Une coalition mondiale de police démantèlent Emotet, le “malware le plus dangereux” d’Interne

Depuis plus d’une demi-décennie, le malware connu sous le nom d’Emotet a menacé l’Internet, devenant l’un des plus grands réseaux de zombies au monde et ciblant les victimes par le vol de données et des rançons paralysantes. Une enquête policière mondiale et tentaculaire a abouti au démantèlement d’Emotet et à l’arrestation de plusieurs membres présumés de la machination criminelle qui le sous-tend.

Europol a annoncé aujourd’hui qu’une coalition mondiale de services de police des États-Unis, du Canada, du Royaume-Uni, des Pays-Bas, de l’Allemagne, de la France, de la Lituanie et de l’Ukraine avait perturbé Emotet, ce qu’elle a appelé “le logiciel malveillant le plus dangereux au monde”. L’effort mondial, connu sous le nom d’opération Ladybird, a été coordonné avec des chercheurs en sécurité privée pour perturber et reprendre l’infrastructure de commandement et de contrôle d’Emotet – située dans plus de 90 pays, selon la police ukrainienne – tout en arrêtant simultanément au moins deux des membres ukrainiens de l’équipage du cybercriminel.

Une vidéo d’un raid diffusée par les forces de l’ordre ukrainiennes montre des agents saisissant du matériel informatique, de l’argent liquide et des rangées de lingots d’or auprès d’opérateurs présumés d’Emotet. Ni la police ukrainienne ni Europol n’ont nommé les pirates informatiques arrêtés ou détaillé leur rôle présumé dans l’équipage de l’Emotet. Une déclaration des autorités ukrainiennes note que “d’autres membres d’un groupe international de pirates informatiques qui ont utilisé l’infrastructure du réseau de robots Emotet pour mener des cyber-attaques ont également été identifiés. Des mesures sont prises pour les arrêter”.

“L’infrastructure d’Emotet a essentiellement servi de porte d’entrée principale pour les systèmes informatiques à l’échelle mondiale”, peut-on lire dans une déclaration d’Europol sur l’opération. L’enquête internationale et l’opération de perturbation, peut-on lire dans la déclaration, “ont abouti à l’action de cette semaine par laquelle les autorités policières et judiciaires ont pris le contrôle de l’infrastructure et l’ont démontée de l’intérieur”.

Selon la police néerlandaise, Emotet a causé des centaines de millions de dollars de dommages au total, tandis que les forces de l’ordre ukrainiennes ont estimé le chiffre à 2,5 milliards de dollars. Le botnet s’était principalement répandu par le biais de spam contenant des liens malveillants et des documents infectés par des macros Microsoft Office contaminées, et était devenu célèbre pour avoir livré tout, des chevaux de Troie bancaires aux logiciels de rançon, en passant par les machines des victimes.

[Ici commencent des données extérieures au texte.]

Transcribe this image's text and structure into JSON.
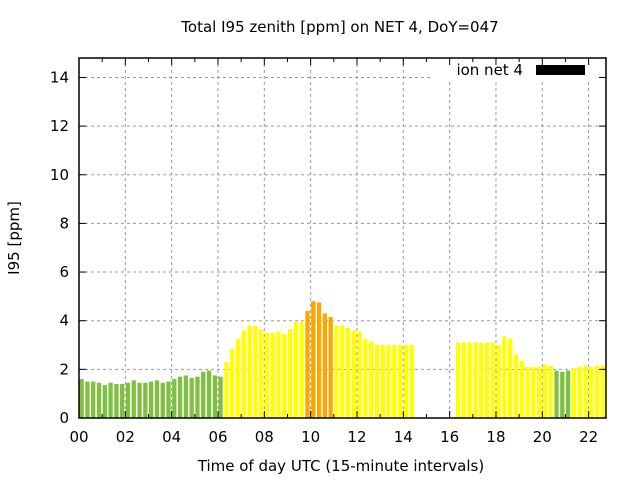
{
  "chart_data": {
    "type": "bar",
    "title": "Total I95 zenith [ppm] on NET 4, DoY=047",
    "xlabel": "Time of day UTC (15-minute intervals)",
    "ylabel": "I95 [ppm]",
    "xlim": [
      0,
      22.75
    ],
    "ylim": [
      0,
      14.8
    ],
    "xticks": [
      "00",
      "02",
      "04",
      "06",
      "08",
      "10",
      "12",
      "14",
      "16",
      "18",
      "20",
      "22"
    ],
    "xtick_values": [
      0,
      2,
      4,
      6,
      8,
      10,
      12,
      14,
      16,
      18,
      20,
      22
    ],
    "yticks": [
      "0",
      "2",
      "4",
      "6",
      "8",
      "10",
      "12",
      "14"
    ],
    "ytick_values": [
      0,
      2,
      4,
      6,
      8,
      10,
      12,
      14
    ],
    "grid": true,
    "legend": {
      "label": "ion net 4",
      "placement": "top-right",
      "color": "#000000"
    },
    "bin_hours": 0.25,
    "color_thresholds": {
      "green_below": 2.0,
      "orange_from": 4.0
    },
    "colors": {
      "green": "#80c040",
      "yellow": "#ffff00",
      "orange": "#ffa500"
    },
    "values": [
      1.6,
      1.5,
      1.5,
      1.45,
      1.35,
      1.45,
      1.4,
      1.4,
      1.45,
      1.55,
      1.45,
      1.45,
      1.5,
      1.55,
      1.45,
      1.5,
      1.6,
      1.7,
      1.75,
      1.65,
      1.7,
      1.9,
      1.95,
      1.75,
      1.7,
      2.3,
      2.85,
      3.25,
      3.6,
      3.8,
      3.8,
      3.65,
      3.5,
      3.5,
      3.55,
      3.45,
      3.65,
      3.95,
      3.95,
      4.4,
      4.8,
      4.75,
      4.3,
      4.15,
      3.8,
      3.8,
      3.7,
      3.6,
      3.55,
      3.25,
      3.15,
      3.0,
      3.0,
      3.0,
      3.0,
      3.0,
      3.0,
      3.0,
      null,
      null,
      null,
      null,
      null,
      null,
      null,
      3.1,
      3.1,
      3.1,
      3.1,
      3.1,
      3.1,
      3.1,
      3.0,
      3.35,
      3.25,
      2.6,
      2.35,
      2.1,
      2.1,
      2.1,
      2.2,
      2.15,
      1.95,
      1.9,
      1.95,
      2.05,
      2.1,
      2.15,
      2.1,
      2.15,
      2.15,
      2.1
    ]
  }
}
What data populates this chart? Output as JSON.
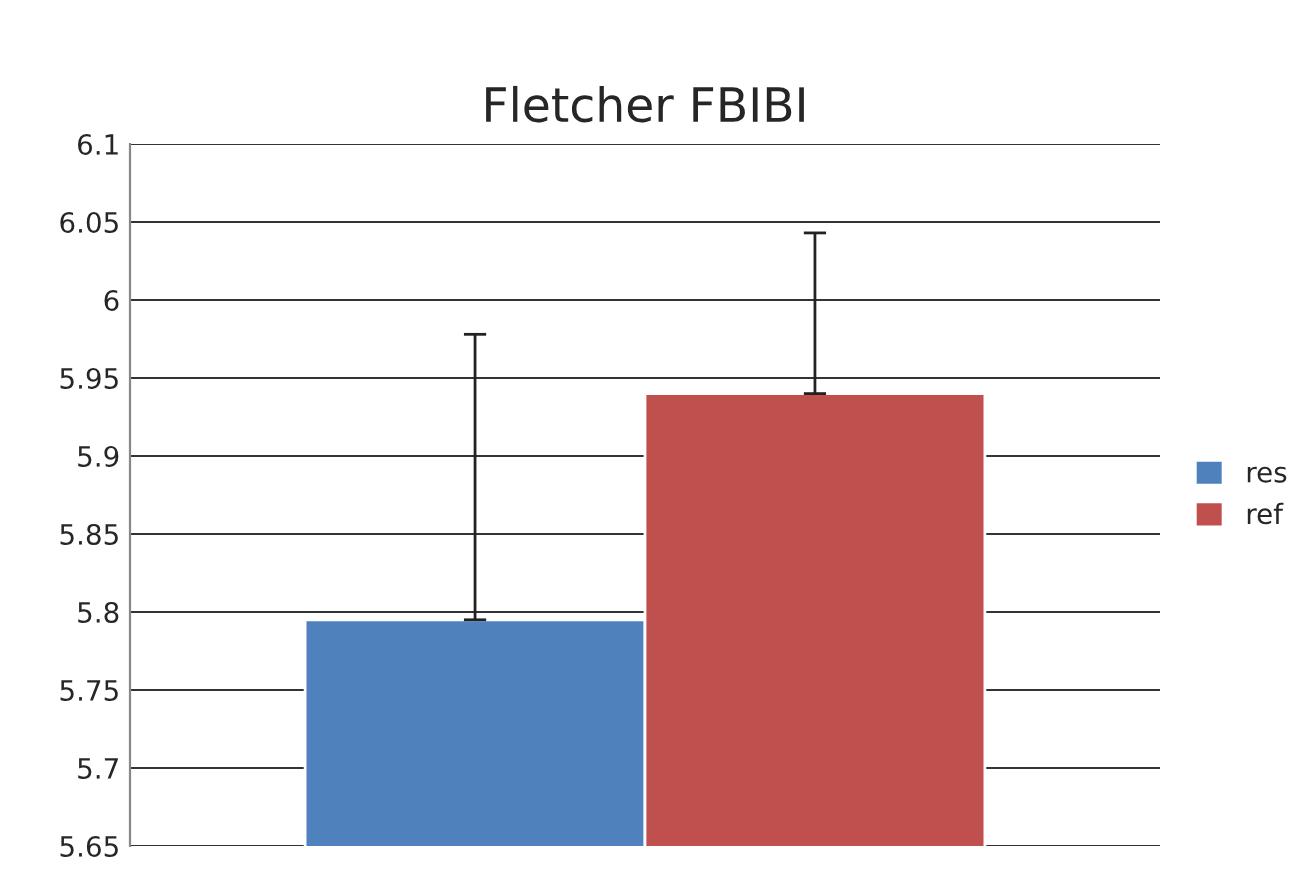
{
  "chart_data": {
    "type": "bar",
    "title": "Fletcher FBIBI",
    "categories": [
      null
    ],
    "series": [
      {
        "name": "res",
        "color": "#4f81bd",
        "values": [
          5.795
        ],
        "errors": [
          [
            5.795,
            5.978
          ]
        ]
      },
      {
        "name": "ref",
        "color": "#c0504d",
        "values": [
          5.94
        ],
        "errors": [
          [
            5.94,
            6.043
          ]
        ]
      }
    ],
    "ylim": [
      5.65,
      6.1
    ],
    "yticks": [
      5.65,
      5.7,
      5.75,
      5.8,
      5.85,
      5.9,
      5.95,
      6,
      6.05,
      6.1
    ],
    "grid": "y",
    "legend": "right"
  }
}
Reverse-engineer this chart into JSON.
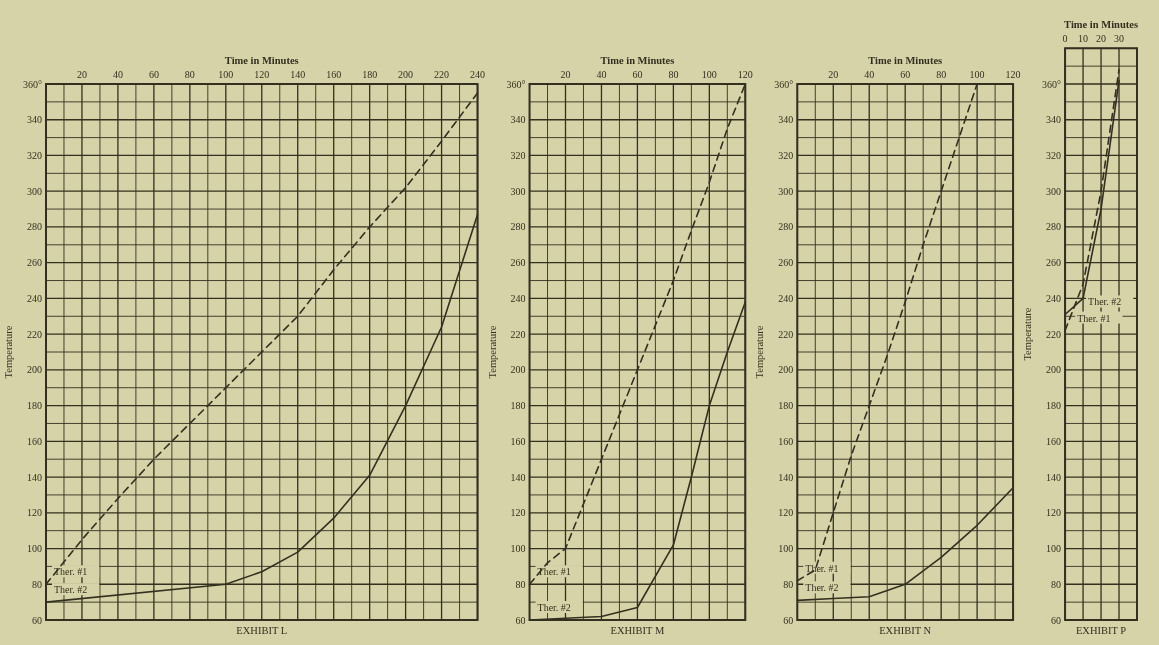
{
  "chart_data": [
    {
      "type": "line",
      "title": "EXHIBIT L",
      "xlabel": "Time in Minutes",
      "ylabel": "Temperature",
      "grid": true,
      "xlim": [
        0,
        240
      ],
      "xticks": [
        {
          "value": 0,
          "label": null
        },
        {
          "value": 10,
          "label": null
        },
        20,
        {
          "value": 30,
          "label": null
        },
        40,
        {
          "value": 50,
          "label": null
        },
        60,
        {
          "value": 70,
          "label": null
        },
        80,
        {
          "value": 90,
          "label": null
        },
        100,
        {
          "value": 110,
          "label": null
        },
        120,
        {
          "value": 130,
          "label": null
        },
        140,
        {
          "value": 150,
          "label": null
        },
        160,
        {
          "value": 170,
          "label": null
        },
        180,
        {
          "value": 190,
          "label": null
        },
        200,
        {
          "value": 210,
          "label": null
        },
        220,
        {
          "value": 230,
          "label": null
        },
        240
      ],
      "ylim": [
        60,
        360
      ],
      "yticks": [
        60,
        {
          "value": 70,
          "label": null
        },
        80,
        {
          "value": 90,
          "label": null
        },
        100,
        {
          "value": 110,
          "label": null
        },
        120,
        {
          "value": 130,
          "label": null
        },
        140,
        {
          "value": 150,
          "label": null
        },
        160,
        {
          "value": 170,
          "label": null
        },
        180,
        {
          "value": 190,
          "label": null
        },
        200,
        {
          "value": 210,
          "label": null
        },
        220,
        {
          "value": 230,
          "label": null
        },
        240,
        {
          "value": 250,
          "label": null
        },
        260,
        {
          "value": 270,
          "label": null
        },
        280,
        {
          "value": 290,
          "label": null
        },
        300,
        {
          "value": 310,
          "label": null
        },
        320,
        {
          "value": 330,
          "label": null
        },
        340,
        {
          "value": 350,
          "label": null
        },
        {
          "value": 360,
          "label": "360°"
        }
      ],
      "series": [
        {
          "name": "Ther. #1",
          "color": "#33301f",
          "line_style": "dashed",
          "x": [
            0,
            20,
            40,
            60,
            80,
            100,
            120,
            140,
            160,
            180,
            200,
            220,
            240
          ],
          "values": [
            80,
            105,
            128,
            150,
            170,
            190,
            210,
            230,
            256,
            280,
            302,
            328,
            355
          ]
        },
        {
          "name": "Ther. #2",
          "color": "#33301f",
          "line_style": "solid",
          "x": [
            0,
            100,
            120,
            140,
            160,
            180,
            200,
            220,
            240
          ],
          "values": [
            70,
            80,
            87,
            98,
            117,
            141,
            180,
            224,
            287
          ]
        }
      ]
    },
    {
      "type": "line",
      "title": "EXHIBIT M",
      "xlabel": "Time in Minutes",
      "ylabel": "Temperature",
      "grid": true,
      "xlim": [
        0,
        120
      ],
      "xticks": [
        {
          "value": 0,
          "label": null
        },
        {
          "value": 10,
          "label": null
        },
        20,
        {
          "value": 30,
          "label": null
        },
        40,
        {
          "value": 50,
          "label": null
        },
        60,
        {
          "value": 70,
          "label": null
        },
        80,
        {
          "value": 90,
          "label": null
        },
        100,
        {
          "value": 110,
          "label": null
        },
        120
      ],
      "ylim": [
        60,
        360
      ],
      "yticks": [
        60,
        {
          "value": 70,
          "label": null
        },
        80,
        {
          "value": 90,
          "label": null
        },
        100,
        {
          "value": 110,
          "label": null
        },
        120,
        {
          "value": 130,
          "label": null
        },
        140,
        {
          "value": 150,
          "label": null
        },
        160,
        {
          "value": 170,
          "label": null
        },
        180,
        {
          "value": 190,
          "label": null
        },
        200,
        {
          "value": 210,
          "label": null
        },
        220,
        {
          "value": 230,
          "label": null
        },
        240,
        {
          "value": 250,
          "label": null
        },
        260,
        {
          "value": 270,
          "label": null
        },
        280,
        {
          "value": 290,
          "label": null
        },
        300,
        {
          "value": 310,
          "label": null
        },
        320,
        {
          "value": 330,
          "label": null
        },
        340,
        {
          "value": 350,
          "label": null
        },
        {
          "value": 360,
          "label": "360°"
        }
      ],
      "series": [
        {
          "name": "Ther. #1",
          "color": "#33301f",
          "line_style": "dashed",
          "x": [
            0,
            10,
            20,
            30,
            40,
            50,
            60,
            70,
            80,
            90,
            100,
            110,
            120
          ],
          "values": [
            80,
            92,
            100,
            125,
            150,
            175,
            200,
            225,
            250,
            278,
            305,
            335,
            360
          ]
        },
        {
          "name": "Ther. #2",
          "color": "#33301f",
          "line_style": "solid",
          "x": [
            0,
            20,
            40,
            60,
            80,
            90,
            100,
            110,
            120
          ],
          "values": [
            60,
            61,
            62,
            67,
            102,
            140,
            180,
            210,
            238
          ]
        }
      ]
    },
    {
      "type": "line",
      "title": "EXHIBIT N",
      "xlabel": "Time in Minutes",
      "ylabel": "Temperature",
      "grid": true,
      "xlim": [
        0,
        120
      ],
      "xticks": [
        {
          "value": 0,
          "label": null
        },
        {
          "value": 10,
          "label": null
        },
        20,
        {
          "value": 30,
          "label": null
        },
        40,
        {
          "value": 50,
          "label": null
        },
        60,
        {
          "value": 70,
          "label": null
        },
        80,
        {
          "value": 90,
          "label": null
        },
        100,
        {
          "value": 110,
          "label": null
        },
        120
      ],
      "ylim": [
        60,
        360
      ],
      "yticks": [
        60,
        {
          "value": 70,
          "label": null
        },
        80,
        {
          "value": 90,
          "label": null
        },
        100,
        {
          "value": 110,
          "label": null
        },
        120,
        {
          "value": 130,
          "label": null
        },
        140,
        {
          "value": 150,
          "label": null
        },
        160,
        {
          "value": 170,
          "label": null
        },
        180,
        {
          "value": 190,
          "label": null
        },
        200,
        {
          "value": 210,
          "label": null
        },
        220,
        {
          "value": 230,
          "label": null
        },
        240,
        {
          "value": 250,
          "label": null
        },
        260,
        {
          "value": 270,
          "label": null
        },
        280,
        {
          "value": 290,
          "label": null
        },
        300,
        {
          "value": 310,
          "label": null
        },
        320,
        {
          "value": 330,
          "label": null
        },
        340,
        {
          "value": 350,
          "label": null
        },
        {
          "value": 360,
          "label": "360°"
        }
      ],
      "series": [
        {
          "name": "Ther. #1",
          "color": "#33301f",
          "line_style": "dashed",
          "x": [
            0,
            10,
            20,
            30,
            40,
            50,
            60,
            70,
            80,
            90,
            100
          ],
          "values": [
            82,
            88,
            120,
            152,
            180,
            208,
            238,
            270,
            300,
            330,
            360
          ]
        },
        {
          "name": "Ther. #2",
          "color": "#33301f",
          "line_style": "solid",
          "x": [
            0,
            20,
            40,
            60,
            80,
            100,
            120
          ],
          "values": [
            71,
            72,
            73,
            80,
            95,
            113,
            134
          ]
        }
      ]
    },
    {
      "type": "line",
      "title": "EXHIBIT P",
      "xlabel": "Time in Minutes",
      "ylabel": "Temperature",
      "grid": true,
      "xlim": [
        0,
        40
      ],
      "xticks": [
        0,
        10,
        20,
        30,
        {
          "value": 40,
          "label": null
        }
      ],
      "ylim": [
        60,
        380
      ],
      "yticks": [
        60,
        {
          "value": 70,
          "label": null
        },
        80,
        {
          "value": 90,
          "label": null
        },
        100,
        {
          "value": 110,
          "label": null
        },
        120,
        {
          "value": 130,
          "label": null
        },
        140,
        {
          "value": 150,
          "label": null
        },
        160,
        {
          "value": 170,
          "label": null
        },
        180,
        {
          "value": 190,
          "label": null
        },
        200,
        {
          "value": 210,
          "label": null
        },
        220,
        {
          "value": 230,
          "label": null
        },
        240,
        {
          "value": 250,
          "label": null
        },
        260,
        {
          "value": 270,
          "label": null
        },
        280,
        {
          "value": 290,
          "label": null
        },
        300,
        {
          "value": 310,
          "label": null
        },
        320,
        {
          "value": 330,
          "label": null
        },
        340,
        {
          "value": 350,
          "label": null
        },
        {
          "value": 360,
          "label": "360°"
        },
        {
          "value": 370,
          "label": null
        },
        {
          "value": 380,
          "label": null
        }
      ],
      "series": [
        {
          "name": "Ther. #1",
          "color": "#33301f",
          "line_style": "dashed",
          "x": [
            0,
            10,
            20,
            30
          ],
          "values": [
            222,
            248,
            300,
            368
          ]
        },
        {
          "name": "Ther. #2",
          "color": "#33301f",
          "line_style": "solid",
          "x": [
            0,
            10,
            20,
            30
          ],
          "values": [
            231,
            240,
            290,
            362
          ]
        }
      ]
    }
  ]
}
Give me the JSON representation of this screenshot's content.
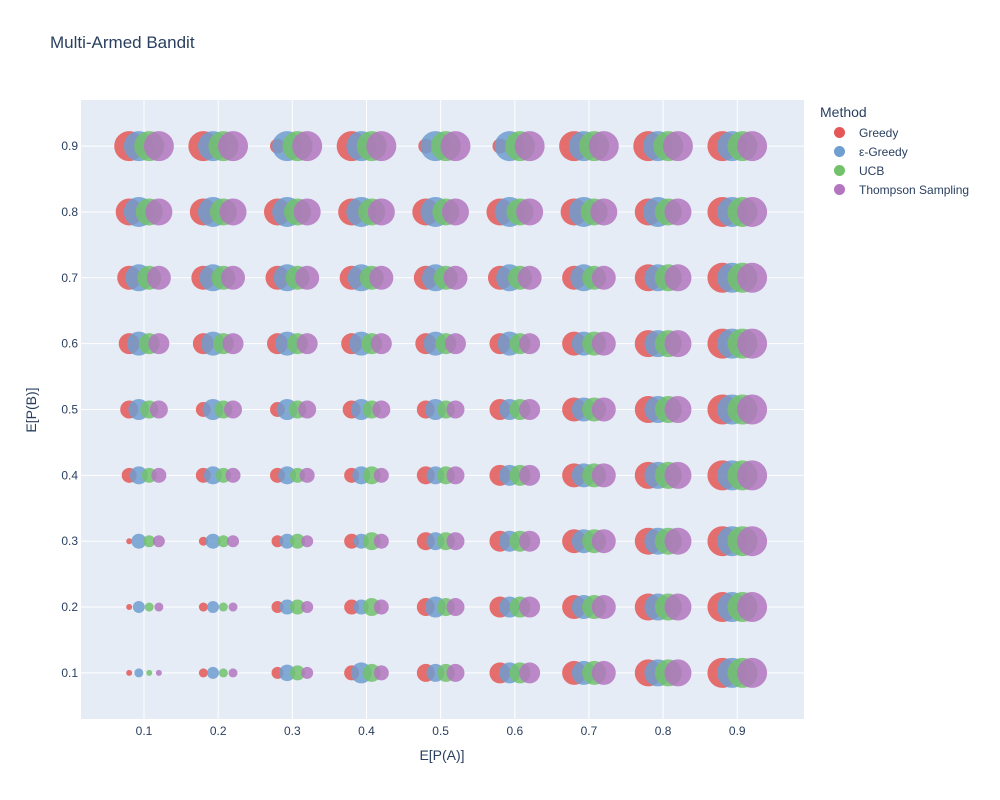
{
  "chart_data": {
    "type": "scatter",
    "title": "Multi-Armed Bandit",
    "xlabel": "E[P(A)]",
    "ylabel": "E[P(B)]",
    "xlim": [
      0.015,
      0.99
    ],
    "ylim": [
      0.03,
      0.97
    ],
    "x_ticks": [
      "0.1",
      "0.2",
      "0.3",
      "0.4",
      "0.5",
      "0.6",
      "0.7",
      "0.8",
      "0.9"
    ],
    "y_ticks": [
      "0.1",
      "0.2",
      "0.3",
      "0.4",
      "0.5",
      "0.6",
      "0.7",
      "0.8",
      "0.9"
    ],
    "grid": true,
    "legend": {
      "title": "Method",
      "placement": "top-right, outside plot"
    },
    "size_encoding": "marker size",
    "series": [
      {
        "name": "Greedy",
        "color": "#e45756",
        "x_offset": -0.02,
        "sizes": [
          [
            0.1,
            0.2,
            0.3,
            0.4,
            0.5,
            0.6,
            0.7,
            0.8,
            0.9
          ],
          [
            0.1,
            0.2,
            0.3,
            0.4,
            0.5,
            0.6,
            0.7,
            0.8,
            0.9
          ],
          [
            0.1,
            0.2,
            0.3,
            0.4,
            0.5,
            0.6,
            0.7,
            0.8,
            0.9
          ],
          [
            0.4,
            0.4,
            0.4,
            0.4,
            0.5,
            0.6,
            0.7,
            0.8,
            0.9
          ],
          [
            0.5,
            0.4,
            0.4,
            0.5,
            0.5,
            0.6,
            0.7,
            0.8,
            0.9
          ],
          [
            0.6,
            0.6,
            0.6,
            0.6,
            0.6,
            0.6,
            0.7,
            0.8,
            0.9
          ],
          [
            0.7,
            0.7,
            0.7,
            0.7,
            0.7,
            0.7,
            0.7,
            0.8,
            0.9
          ],
          [
            0.8,
            0.8,
            0.8,
            0.8,
            0.8,
            0.8,
            0.8,
            0.8,
            0.9
          ],
          [
            0.9,
            0.9,
            0.4,
            0.9,
            0.4,
            0.4,
            0.9,
            0.9,
            0.9
          ]
        ]
      },
      {
        "name": "ε-Greedy",
        "color": "#6f9ed0",
        "x_offset": -0.007,
        "sizes": [
          [
            0.2,
            0.3,
            0.45,
            0.6,
            0.5,
            0.6,
            0.7,
            0.8,
            0.9
          ],
          [
            0.3,
            0.3,
            0.4,
            0.4,
            0.6,
            0.6,
            0.7,
            0.8,
            0.9
          ],
          [
            0.4,
            0.4,
            0.4,
            0.4,
            0.5,
            0.6,
            0.7,
            0.8,
            0.9
          ],
          [
            0.5,
            0.5,
            0.5,
            0.5,
            0.5,
            0.6,
            0.7,
            0.8,
            0.9
          ],
          [
            0.6,
            0.6,
            0.6,
            0.6,
            0.6,
            0.6,
            0.7,
            0.8,
            0.9
          ],
          [
            0.7,
            0.7,
            0.7,
            0.7,
            0.7,
            0.7,
            0.7,
            0.8,
            0.9
          ],
          [
            0.8,
            0.8,
            0.8,
            0.8,
            0.8,
            0.8,
            0.8,
            0.8,
            0.9
          ],
          [
            0.9,
            0.9,
            0.9,
            0.9,
            0.9,
            0.9,
            0.9,
            0.9,
            0.9
          ],
          [
            0.9,
            0.9,
            0.9,
            0.9,
            0.9,
            0.9,
            0.9,
            0.9,
            0.9
          ]
        ]
      },
      {
        "name": "UCB",
        "color": "#72c26b",
        "x_offset": 0.007,
        "sizes": [
          [
            0.1,
            0.2,
            0.4,
            0.5,
            0.5,
            0.6,
            0.7,
            0.8,
            0.9
          ],
          [
            0.2,
            0.2,
            0.4,
            0.5,
            0.5,
            0.6,
            0.7,
            0.8,
            0.9
          ],
          [
            0.3,
            0.3,
            0.4,
            0.5,
            0.5,
            0.6,
            0.7,
            0.8,
            0.9
          ],
          [
            0.4,
            0.4,
            0.4,
            0.5,
            0.5,
            0.6,
            0.7,
            0.8,
            0.9
          ],
          [
            0.5,
            0.5,
            0.5,
            0.5,
            0.5,
            0.6,
            0.7,
            0.8,
            0.9
          ],
          [
            0.6,
            0.6,
            0.6,
            0.6,
            0.6,
            0.6,
            0.7,
            0.8,
            0.9
          ],
          [
            0.7,
            0.7,
            0.7,
            0.7,
            0.7,
            0.7,
            0.7,
            0.8,
            0.9
          ],
          [
            0.8,
            0.8,
            0.8,
            0.8,
            0.8,
            0.8,
            0.8,
            0.8,
            0.9
          ],
          [
            0.9,
            0.9,
            0.9,
            0.9,
            0.9,
            0.9,
            0.9,
            0.9,
            0.9
          ]
        ]
      },
      {
        "name": "Thompson Sampling",
        "color": "#b375be",
        "x_offset": 0.02,
        "sizes": [
          [
            0.1,
            0.2,
            0.3,
            0.4,
            0.5,
            0.6,
            0.7,
            0.8,
            0.9
          ],
          [
            0.2,
            0.2,
            0.3,
            0.4,
            0.5,
            0.6,
            0.7,
            0.8,
            0.9
          ],
          [
            0.3,
            0.3,
            0.3,
            0.4,
            0.5,
            0.6,
            0.7,
            0.8,
            0.9
          ],
          [
            0.4,
            0.4,
            0.4,
            0.4,
            0.5,
            0.6,
            0.7,
            0.8,
            0.9
          ],
          [
            0.5,
            0.5,
            0.5,
            0.5,
            0.5,
            0.6,
            0.7,
            0.8,
            0.9
          ],
          [
            0.6,
            0.6,
            0.6,
            0.6,
            0.6,
            0.6,
            0.7,
            0.8,
            0.9
          ],
          [
            0.7,
            0.7,
            0.7,
            0.7,
            0.7,
            0.7,
            0.7,
            0.8,
            0.9
          ],
          [
            0.8,
            0.8,
            0.8,
            0.8,
            0.8,
            0.8,
            0.8,
            0.8,
            0.9
          ],
          [
            0.9,
            0.9,
            0.9,
            0.9,
            0.9,
            0.9,
            0.9,
            0.9,
            0.9
          ]
        ]
      }
    ]
  }
}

Les opérateurs du botnet avaient la réputation d’être particulièrement habiles à contourner les filtres antispam, explique Martijn Grooten, chercheur indépendant en sécurité et ancien organisateur de la conférence du Virus Bulletin, qui suit Emotet depuis des années. Ils utilisaient des serveurs de courrier électronique compromis pour envoyer leurs leurres de courrier électronique en masse, et se répandaient latéralement dans le réseau d’une organisation pour prendre pied sur plusieurs machines après qu’une victime ait mordu à l’hameçon. Les opérateurs d’Emotet se sont également associés à d’autres gangs cybercriminels, vendant l’accès à ceux qui se concentrent sur le vol et les logiciels de rançon. Elle a contribué à la croissance d’autres grands réseaux de zombies comme Trickbot, qui a infecté plus d’un million d’ordinateurs avant d’être partiellement perturbé par une coalition de l’industrie de la sécurité et le US Cyber Command en octobre. “Ils étaient particulièrement doués pour se mettre à la défense des entreprises”, explique M. Grooten. “Il suffit de cliquer sur une pièce jointe Word, d’activer les macros, et il s’avère que l’accès à votre ordinateur a été vendu à un opérateur de logiciels de rançon et votre entreprise obtient une rançon de 2 millions de dollars”.